Dans cet article, le lien entre le désir d’enfant et la transmission a été analysé à partir du cas de familles homoparentales. En réaction à l’idée que les parents homosexuels seraient porteurs d’un désir individualiste d’enfant, j’ai essayé de montrer l’importance revêtue par la filiation, c’est-à-dire par l’intégration des enfants dans la parenté de leurs parents. Bien que leur désir d’enfant ne soit pas la réponse à un devoir explicite d’en avoir, une fois devenus parents, les pères enquêtés ne se tenaient pas à l’écart de la parentalité. À travers l’analyse d’un cas particulier, celui du couple formé par Vincent et Victor qui a d’abord adopté un enfant et en a eu trois autres en coparentalité par la suite, j’ai mis en perspective les contextes de réalisation du désir d’enfant et les effets de leurs choix sur la création des liens de parenté. Lors de l’adoption de leur fils Richard, la loi française n’autorisait pas l’accès à la filiation pour les couples homosexuels. La loi du 17 mai 2013 a ouvert le mariage et l’adoption conjointe aux couples de même sexe, permettant ainsi la reconnaissance officielle du lien de filiation qui existait déjà entre Richard et Victor. Accompagner la trajectoire de cette famille a permis de constater qu’ils ont dû prouver l’attachement affectif entre Richard et Victor par des témoignages provenant de personnes de la parenté et de l’entourage proche. Preuve des liens d’amours tant célébrés comme étant au fondement du lien familial contemporain, la nécessité de produire des attestations de ce lien affectif peut aussi être ressentie comme humiliante.

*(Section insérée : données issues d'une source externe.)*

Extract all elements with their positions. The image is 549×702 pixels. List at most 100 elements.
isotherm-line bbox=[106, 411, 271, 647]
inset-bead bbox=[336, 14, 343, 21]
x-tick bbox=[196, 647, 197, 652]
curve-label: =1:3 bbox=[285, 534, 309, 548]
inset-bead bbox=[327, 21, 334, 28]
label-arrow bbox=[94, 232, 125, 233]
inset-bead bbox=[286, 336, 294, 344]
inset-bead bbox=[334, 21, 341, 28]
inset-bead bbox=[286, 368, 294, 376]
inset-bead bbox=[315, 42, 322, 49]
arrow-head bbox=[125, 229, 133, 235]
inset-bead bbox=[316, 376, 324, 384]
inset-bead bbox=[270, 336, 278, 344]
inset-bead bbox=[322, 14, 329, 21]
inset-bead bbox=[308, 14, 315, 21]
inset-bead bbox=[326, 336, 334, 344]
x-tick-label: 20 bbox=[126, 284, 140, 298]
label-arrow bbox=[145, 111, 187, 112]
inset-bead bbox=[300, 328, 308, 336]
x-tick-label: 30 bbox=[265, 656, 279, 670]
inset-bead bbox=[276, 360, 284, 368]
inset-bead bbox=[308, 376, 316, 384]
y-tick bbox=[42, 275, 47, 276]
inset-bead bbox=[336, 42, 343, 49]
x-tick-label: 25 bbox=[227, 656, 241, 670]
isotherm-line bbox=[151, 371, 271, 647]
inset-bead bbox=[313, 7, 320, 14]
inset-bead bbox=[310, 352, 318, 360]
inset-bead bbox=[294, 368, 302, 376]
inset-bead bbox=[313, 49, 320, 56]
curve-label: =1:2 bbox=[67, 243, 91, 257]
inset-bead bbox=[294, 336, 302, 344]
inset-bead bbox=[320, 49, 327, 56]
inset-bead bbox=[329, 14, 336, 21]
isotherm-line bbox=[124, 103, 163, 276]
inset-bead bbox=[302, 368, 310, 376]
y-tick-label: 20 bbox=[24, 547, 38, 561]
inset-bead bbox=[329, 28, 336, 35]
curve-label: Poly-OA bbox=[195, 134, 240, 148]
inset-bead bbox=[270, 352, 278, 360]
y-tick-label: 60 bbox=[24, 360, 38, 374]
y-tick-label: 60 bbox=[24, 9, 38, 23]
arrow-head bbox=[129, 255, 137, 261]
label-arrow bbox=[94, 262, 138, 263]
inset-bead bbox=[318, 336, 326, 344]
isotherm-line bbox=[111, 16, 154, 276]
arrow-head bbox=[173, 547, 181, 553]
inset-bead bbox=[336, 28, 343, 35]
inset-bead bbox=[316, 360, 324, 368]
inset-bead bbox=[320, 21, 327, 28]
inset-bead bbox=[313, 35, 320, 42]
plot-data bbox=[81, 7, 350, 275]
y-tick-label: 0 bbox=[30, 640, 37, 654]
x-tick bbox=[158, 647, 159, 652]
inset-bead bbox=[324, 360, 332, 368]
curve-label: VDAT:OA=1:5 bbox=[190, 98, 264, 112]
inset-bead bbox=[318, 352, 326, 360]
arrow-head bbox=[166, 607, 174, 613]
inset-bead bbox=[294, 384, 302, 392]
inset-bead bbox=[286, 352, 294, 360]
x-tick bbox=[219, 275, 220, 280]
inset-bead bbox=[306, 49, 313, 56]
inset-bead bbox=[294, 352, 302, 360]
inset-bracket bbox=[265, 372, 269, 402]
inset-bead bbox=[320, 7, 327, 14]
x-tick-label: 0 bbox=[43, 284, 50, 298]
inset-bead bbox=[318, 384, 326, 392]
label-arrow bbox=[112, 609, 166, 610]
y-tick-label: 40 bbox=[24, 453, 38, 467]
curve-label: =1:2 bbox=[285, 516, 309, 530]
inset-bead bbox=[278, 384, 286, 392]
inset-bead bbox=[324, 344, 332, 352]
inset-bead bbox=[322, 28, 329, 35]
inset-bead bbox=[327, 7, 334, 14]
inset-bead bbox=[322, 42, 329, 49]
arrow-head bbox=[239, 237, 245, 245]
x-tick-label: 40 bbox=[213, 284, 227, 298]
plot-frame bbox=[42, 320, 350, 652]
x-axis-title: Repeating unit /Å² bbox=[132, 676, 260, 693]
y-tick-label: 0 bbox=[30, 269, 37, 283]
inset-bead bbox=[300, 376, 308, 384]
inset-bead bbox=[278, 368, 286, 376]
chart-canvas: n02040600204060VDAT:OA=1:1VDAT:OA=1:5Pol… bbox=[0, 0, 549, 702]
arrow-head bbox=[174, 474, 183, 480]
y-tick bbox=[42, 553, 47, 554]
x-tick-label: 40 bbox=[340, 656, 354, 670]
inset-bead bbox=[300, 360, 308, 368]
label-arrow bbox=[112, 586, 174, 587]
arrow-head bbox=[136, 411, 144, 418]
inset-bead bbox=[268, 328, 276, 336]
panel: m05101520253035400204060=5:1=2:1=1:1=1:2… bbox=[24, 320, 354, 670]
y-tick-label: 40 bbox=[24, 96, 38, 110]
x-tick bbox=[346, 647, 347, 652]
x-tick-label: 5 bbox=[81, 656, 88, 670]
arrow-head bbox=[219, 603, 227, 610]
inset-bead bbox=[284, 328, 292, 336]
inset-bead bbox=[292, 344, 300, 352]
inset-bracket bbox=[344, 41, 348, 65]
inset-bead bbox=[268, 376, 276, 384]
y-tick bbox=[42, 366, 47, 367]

Ce qui révèle l’autre face de ce discours de valorisation des affects comme source de liens de parenté est l’élément suivant : en l’absence de reconnaissance officielle de la filiation, les parents de facto, mais pas de droit, sont dans l’obligation de démontrer l’existence d’un lien par la preuve des affects partagés au quotidien dans la sphère domestique. D’autres situations rencontrées lors de mon enquête font aussi état de cette fragilité de la position du parent qui n’est que « social », qualificatif désignant celui qui n’est ni le géniteur, ni le parent légal. En France, cette situation est encore celle des couples de même sexe qui réalisent leur désir d’enfant par le recours à l’insémination artificielle avec donneur ou à la gestation pour autrui, la loi de 2013 ayant maintenu une zone de marginalisation des parents. Bien que d’un point de vue anthropologique la parenté ne se réduise pas au seul domaine juridique, dans les sociétés occidentales contemporaines, la reconnaissance par l’État a acquis une importance majeure. Cette reconnaissance n’est sans doute pas une garantie de la pérennité des liens, mais en niant l’existence officielle de certaines formes familiales, l’État opère une hiérarchisation et une marginalisation de ces dernières, participant à reproduire des inégalités et à créer de nouvelles formes d’illégitimité familiale.